Exp Clin Endocrinol Diabetes 2002; 110(8): 398-402
DOI: 10.1055/s-2002-36426
Article

© Johann Ambrosius Barth

Regulation of Sodium-Iodide-Symporter Gene Expression in Human Thyrocytes Measured by Real-Time Polymerase Chain Reaction

S. Wagner 1 , G. Aust 2 , M. Schott 3 , W. A. Scherbaum 1, 3 , J. Feldkamp 3 , J. Seissler 1
  • 1 German Diabetes Research Institute at the University of Duesseldorf, Germany
  • 2 Institute of Anatomy, University of Leipzig, Germany
  • 3 Department of Endocrinology, University of Duesseldorf, Germany
Further Information

Publication History

received 27 December 2001 first decision 14 February 2002

accepted 30 May 2002

Publication Date:
08 January 2003 (online)

Zoom Image

Summary

The sodium-iodide-symporter (NIS) plays a key role in iodination, the first step in the biosynthesis of the thyroid hormones, and is thought to be critically involved in several thyroid disorders associated with altered iodine up-take.
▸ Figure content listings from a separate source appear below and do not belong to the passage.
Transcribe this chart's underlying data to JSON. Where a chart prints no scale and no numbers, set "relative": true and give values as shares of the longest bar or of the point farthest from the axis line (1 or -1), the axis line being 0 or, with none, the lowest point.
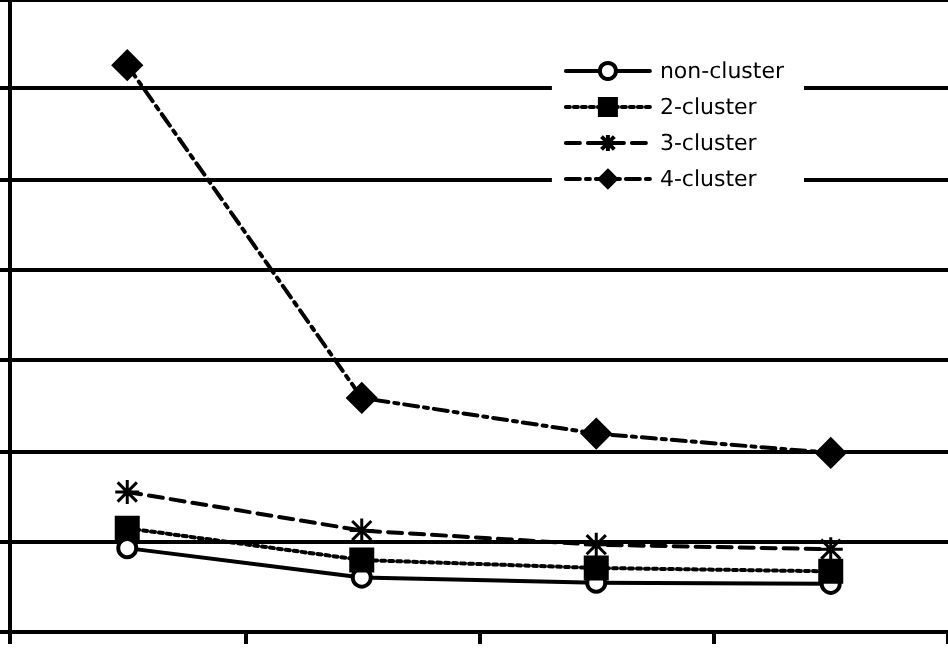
{
  "chart_data": {
    "type": "line",
    "relative": true,
    "categories": [
      null,
      null,
      null,
      null
    ],
    "grid": "y",
    "legend": "top right",
    "series": [
      {
        "name": "non-cluster",
        "color": "#000000",
        "marker": "circle",
        "line_style": "solid",
        "values": [
          0.148,
          0.096,
          0.087,
          0.085
        ]
      },
      {
        "name": "2-cluster",
        "color": "#000000",
        "marker": "square",
        "line_style": "dotted",
        "values": [
          0.183,
          0.127,
          0.113,
          0.107
        ]
      },
      {
        "name": "3-cluster",
        "color": "#000000",
        "marker": "cross",
        "line_style": "dashed",
        "values": [
          0.247,
          0.179,
          0.154,
          0.146
        ]
      },
      {
        "name": "4-cluster",
        "color": "#000000",
        "marker": "diamond",
        "line_style": "dashdot",
        "values": [
          1,
          0.413,
          0.35,
          0.316
        ]
      }
    ]
  }
}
To elucidate the pathogenic role of NIS in these diseases a sensitive technique is needed to measure human NIS gene expression.
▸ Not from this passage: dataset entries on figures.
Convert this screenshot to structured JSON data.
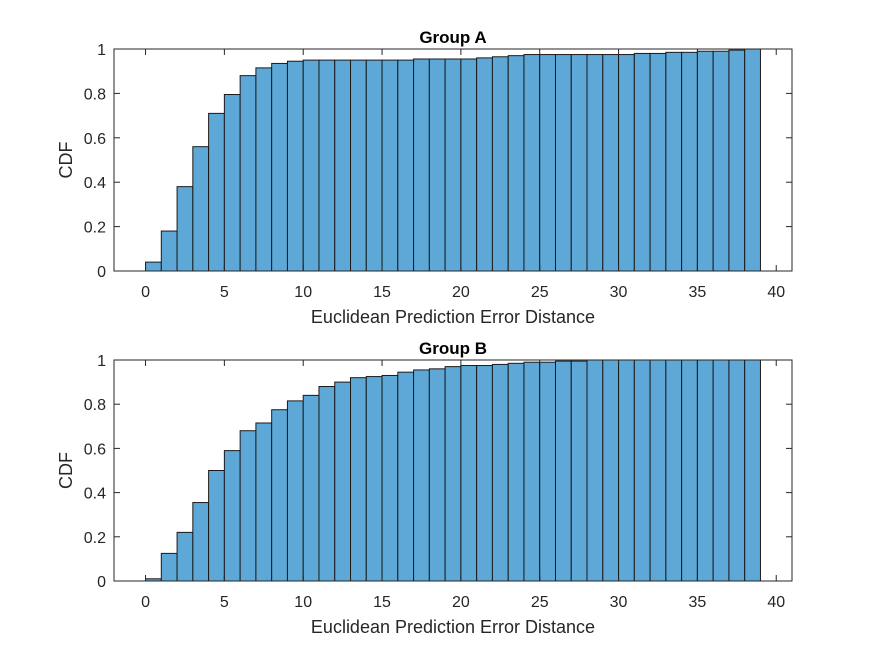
{
  "chart_data": [
    {
      "type": "bar",
      "title": "Group A",
      "xlabel": "Euclidean Prediction Error Distance",
      "ylabel": "CDF",
      "xlim": [
        -2,
        41
      ],
      "ylim": [
        0,
        1
      ],
      "xticks": [
        0,
        5,
        10,
        15,
        20,
        25,
        30,
        35,
        40
      ],
      "xtick_labels": [
        "0",
        "5",
        "10",
        "15",
        "20",
        "25",
        "30",
        "35",
        "40"
      ],
      "yticks": [
        0,
        0.2,
        0.4,
        0.6,
        0.8,
        1
      ],
      "ytick_labels": [
        "0",
        "0.2",
        "0.4",
        "0.6",
        "0.8",
        "1"
      ],
      "bin_width": 1,
      "bin_edges_start": 0,
      "bar_color": "#5ea8d7",
      "grid": false,
      "values": [
        0.04,
        0.18,
        0.38,
        0.56,
        0.71,
        0.795,
        0.88,
        0.915,
        0.935,
        0.945,
        0.95,
        0.95,
        0.95,
        0.95,
        0.95,
        0.95,
        0.95,
        0.955,
        0.955,
        0.955,
        0.955,
        0.96,
        0.965,
        0.97,
        0.975,
        0.975,
        0.975,
        0.975,
        0.975,
        0.975,
        0.975,
        0.98,
        0.98,
        0.985,
        0.985,
        0.99,
        0.99,
        0.995,
        1.0
      ]
    },
    {
      "type": "bar",
      "title": "Group B",
      "xlabel": "Euclidean Prediction Error Distance",
      "ylabel": "CDF",
      "xlim": [
        -2,
        41
      ],
      "ylim": [
        0,
        1
      ],
      "xticks": [
        0,
        5,
        10,
        15,
        20,
        25,
        30,
        35,
        40
      ],
      "xtick_labels": [
        "0",
        "5",
        "10",
        "15",
        "20",
        "25",
        "30",
        "35",
        "40"
      ],
      "yticks": [
        0,
        0.2,
        0.4,
        0.6,
        0.8,
        1
      ],
      "ytick_labels": [
        "0",
        "0.2",
        "0.4",
        "0.6",
        "0.8",
        "1"
      ],
      "bin_width": 1,
      "bin_edges_start": 0,
      "bar_color": "#5ea8d7",
      "grid": false,
      "values": [
        0.01,
        0.125,
        0.22,
        0.355,
        0.5,
        0.59,
        0.68,
        0.715,
        0.775,
        0.815,
        0.84,
        0.88,
        0.9,
        0.92,
        0.925,
        0.93,
        0.945,
        0.955,
        0.96,
        0.97,
        0.975,
        0.975,
        0.98,
        0.985,
        0.99,
        0.99,
        0.995,
        0.995,
        1.0,
        1.0,
        1.0,
        1.0,
        1.0,
        1.0,
        1.0,
        1.0,
        1.0,
        1.0,
        1.0
      ]
    }
  ]
}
We established a real time RT-PCR for accurate quantification of hNIS mRNA levels based on fluorescence-labelled hybridisation probes in the LightCycler system. Human NIS expression was investigated in primary cultures of human thyrocytes. After optimisation of PCR conditions less than 10 molecules hNIS were detected with high sensitivity, specificity and reproducibility. Under basal conditions NIS expression varied from 83 to 593 copies per 106 GAPDH molecules. Stimulation of thyrocytes with TSH (0.1-10 U/ml) or forskolin (0.1-15 μM) results in a dose- and time-dependent up-regulation of NIS expression reaching a maximum at 10 mU/ml TSH (2211 ± 761 copies) or 10 μM forskolin (1663 ± 302 copies) after 24 h.

In conclusion, we here established a real-time RT-PCR combining the advantages of rapid thermocycling and online detection of NIS mRNA amplification. The sensitive quantification of human NIS mRNA expression offered by this novel technique may improve analysis of hNIS regulation and measurement of NIS mRNA expression in small biopsies.